其次,唐代各时期间不尽一致的社会文化环境与赋家具有共同特点的个人经历共同造就了辞赋表征不一、内容杂糅的创作面貌。由于其意象与伦理政治间所存在的先天关联,唐代牵涉西域马的赋作在这条路上走的更远一些:作品在反映现实方面虽有所拓展,但受到赋家个人境遇与才识的拘限,它们往往会在叙述中旁顾左右而言他,难以专注于对现实的讽谏,在深度与广度上有所欠缺:这些同样是造成其题材多元化的重要原因。

如上所述,唐代与西域之马有所关联的赋作约有二十篇;对之细察可知,除《古骏赋》作者牛上士、《千秋节勤政楼下观舞马赋》作者钱起及二篇《舞马赋》的作者5外,唐代题涉西域之马的辞赋作者基本生活于乾坤摇动、国事不幸的中晚唐时期,而这一时期的文学创作在格调志向上明显不同于盛唐:对于生逢中晚唐的文人而言,他们已经很难再像盛唐文人那样,将积极参政、辅弼君王视作自身的人生目标;同时,他们对自我命运与国家气运的期望也在不断降低,更多的将关注点放在了对适时社会的动荡不安与文人阶层的痛苦不幸的反思上。
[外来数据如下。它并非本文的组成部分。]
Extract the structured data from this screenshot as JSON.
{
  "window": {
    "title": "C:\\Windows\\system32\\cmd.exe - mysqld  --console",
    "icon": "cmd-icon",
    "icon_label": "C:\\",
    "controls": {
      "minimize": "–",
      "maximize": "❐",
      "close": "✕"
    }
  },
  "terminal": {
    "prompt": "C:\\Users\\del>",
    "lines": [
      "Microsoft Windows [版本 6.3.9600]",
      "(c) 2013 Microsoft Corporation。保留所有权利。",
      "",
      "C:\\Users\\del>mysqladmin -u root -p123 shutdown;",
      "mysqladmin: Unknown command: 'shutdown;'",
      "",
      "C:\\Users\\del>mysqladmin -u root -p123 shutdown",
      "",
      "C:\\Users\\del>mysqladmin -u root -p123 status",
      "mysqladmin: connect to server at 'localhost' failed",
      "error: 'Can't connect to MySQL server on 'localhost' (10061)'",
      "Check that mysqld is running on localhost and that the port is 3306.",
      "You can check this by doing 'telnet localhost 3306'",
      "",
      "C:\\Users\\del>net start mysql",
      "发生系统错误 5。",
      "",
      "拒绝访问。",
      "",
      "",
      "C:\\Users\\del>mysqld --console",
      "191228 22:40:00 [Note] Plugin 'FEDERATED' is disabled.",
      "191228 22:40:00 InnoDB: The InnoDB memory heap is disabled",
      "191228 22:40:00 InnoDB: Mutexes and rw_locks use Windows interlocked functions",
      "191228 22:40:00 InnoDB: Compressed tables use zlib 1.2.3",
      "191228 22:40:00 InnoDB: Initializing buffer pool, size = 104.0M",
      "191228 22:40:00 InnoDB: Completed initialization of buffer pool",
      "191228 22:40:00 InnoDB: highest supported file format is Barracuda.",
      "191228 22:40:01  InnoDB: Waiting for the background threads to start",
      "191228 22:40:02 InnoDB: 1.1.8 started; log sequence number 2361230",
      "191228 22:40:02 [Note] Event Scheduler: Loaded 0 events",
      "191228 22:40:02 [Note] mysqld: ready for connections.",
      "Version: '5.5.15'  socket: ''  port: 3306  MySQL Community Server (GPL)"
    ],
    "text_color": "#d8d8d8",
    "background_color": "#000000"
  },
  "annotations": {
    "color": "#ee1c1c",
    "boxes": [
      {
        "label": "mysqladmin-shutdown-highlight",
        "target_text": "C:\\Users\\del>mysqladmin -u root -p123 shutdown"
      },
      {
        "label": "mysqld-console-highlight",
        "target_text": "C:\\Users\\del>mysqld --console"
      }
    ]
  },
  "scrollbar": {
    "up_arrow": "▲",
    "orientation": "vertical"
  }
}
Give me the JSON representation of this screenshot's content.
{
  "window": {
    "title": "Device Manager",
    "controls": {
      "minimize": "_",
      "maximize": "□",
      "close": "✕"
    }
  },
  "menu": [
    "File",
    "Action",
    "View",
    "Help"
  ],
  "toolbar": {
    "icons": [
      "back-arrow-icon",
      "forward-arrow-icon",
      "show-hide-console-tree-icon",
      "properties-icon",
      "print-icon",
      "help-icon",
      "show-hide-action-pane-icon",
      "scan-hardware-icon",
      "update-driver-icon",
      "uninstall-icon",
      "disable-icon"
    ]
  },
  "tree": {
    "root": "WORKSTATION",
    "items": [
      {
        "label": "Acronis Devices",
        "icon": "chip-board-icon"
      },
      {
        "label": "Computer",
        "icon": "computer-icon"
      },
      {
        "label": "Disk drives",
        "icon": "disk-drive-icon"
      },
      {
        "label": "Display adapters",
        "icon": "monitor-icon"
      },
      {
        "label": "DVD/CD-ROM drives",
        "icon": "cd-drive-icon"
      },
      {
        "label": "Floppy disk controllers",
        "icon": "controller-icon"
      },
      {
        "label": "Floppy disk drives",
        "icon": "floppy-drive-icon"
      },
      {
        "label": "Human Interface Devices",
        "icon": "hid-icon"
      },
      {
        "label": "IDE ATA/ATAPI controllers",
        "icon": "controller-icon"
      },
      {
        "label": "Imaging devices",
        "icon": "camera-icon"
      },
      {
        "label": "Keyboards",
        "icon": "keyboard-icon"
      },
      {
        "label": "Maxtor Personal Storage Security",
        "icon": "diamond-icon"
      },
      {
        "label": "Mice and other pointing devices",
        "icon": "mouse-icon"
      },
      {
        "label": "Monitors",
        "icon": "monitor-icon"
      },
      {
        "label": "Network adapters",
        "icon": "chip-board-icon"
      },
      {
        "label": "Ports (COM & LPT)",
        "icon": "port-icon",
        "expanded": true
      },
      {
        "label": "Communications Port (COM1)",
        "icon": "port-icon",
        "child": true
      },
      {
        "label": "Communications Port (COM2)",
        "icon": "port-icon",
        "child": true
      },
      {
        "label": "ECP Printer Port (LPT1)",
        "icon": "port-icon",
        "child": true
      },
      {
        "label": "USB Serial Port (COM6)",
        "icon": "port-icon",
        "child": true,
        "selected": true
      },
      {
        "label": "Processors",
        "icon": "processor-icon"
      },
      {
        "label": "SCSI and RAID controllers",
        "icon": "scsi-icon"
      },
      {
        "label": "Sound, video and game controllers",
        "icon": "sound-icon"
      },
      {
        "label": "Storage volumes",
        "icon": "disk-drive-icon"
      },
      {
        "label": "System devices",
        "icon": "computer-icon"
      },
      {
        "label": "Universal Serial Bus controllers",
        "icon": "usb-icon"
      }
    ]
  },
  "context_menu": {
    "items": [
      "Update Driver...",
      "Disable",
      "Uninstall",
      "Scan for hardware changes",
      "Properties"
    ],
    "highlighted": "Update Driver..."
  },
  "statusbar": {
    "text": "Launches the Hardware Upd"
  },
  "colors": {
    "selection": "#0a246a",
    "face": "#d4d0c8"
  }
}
如在对屈原、扬雄等赋家的评价上,盛唐文人多以为其赋作缺少讽谏之效,称之为“文体浮华、无益劝诫”之辞,甚至于为此发出“惜其王公大人之言,溺于流辞而不顾”的感慨;而韩愈、柳宗元诸人则因其忠而见谤、易老难封的遭遇而产生了内心上的共鸣,于行文中对此予以重点表现,对屈原“不从世兮,惟道是就。支离抢攘兮,遭世孔疚”的遭遇多有嗟伤,并肯定了扬雄作品“不平而鸣”的一面6。中晚唐西域马赋作者生逢其时,在这种嗟时伤世的思想精神的笼罩之下,自然也会于创作过程中借用西域良马所具有的怀才不遇、襄助功业的文化意涵来讽谏时政、吐露衷曲。

不过,中晚唐时期借西域良马而入题的辞赋所采用的这种借题讽谏的方式实际受到了作者身份与创作情境的限制,个人表达也时常会让位于现实需要。如上文所言,此类作品以出于闱场的试赋居多;创作者大多希望以此为进身之阶,得到当政试官乃至上皇的青目而入仕显名。为了现实的需要,士子们不可能完全在写作时以一己好恶为中心,尽情抒写而全无顾忌——“几乎不管在什么样的题材规定下,(唐代试赋)作者总会在扣题行文的过程中不失时机地对自己所处的时代予以歌颂和粉饰。”适时的赋家确实会借马意象来诉说一些对个人身世与彼时时世的感兴,但其讽谏大多点到即止,并不具备强烈的个性色彩与批判力度;作品中占有主体位置的始终是典重宏丽的祝颂内容。在对这一问题的探讨上,乔彝的《渥洼马赋》可以从另外的角度来给予我们一些参证。在张固《幽闲鼓吹》的记载中,《渥洼马赋》的成篇带有一定的传奇色彩:

乔彝京兆府解试时……试官令引入,则已曛醉。视题曰“幽兰赋”,彝不肯作。曰:“两个汉相对,作得此题,速改之。”遂改“渥洼马赋”。曰:“此可矣。”奋笔斯须而成。便欲首送……京兆曰:“乔彝峥嵘甚,以解副荐之可也。”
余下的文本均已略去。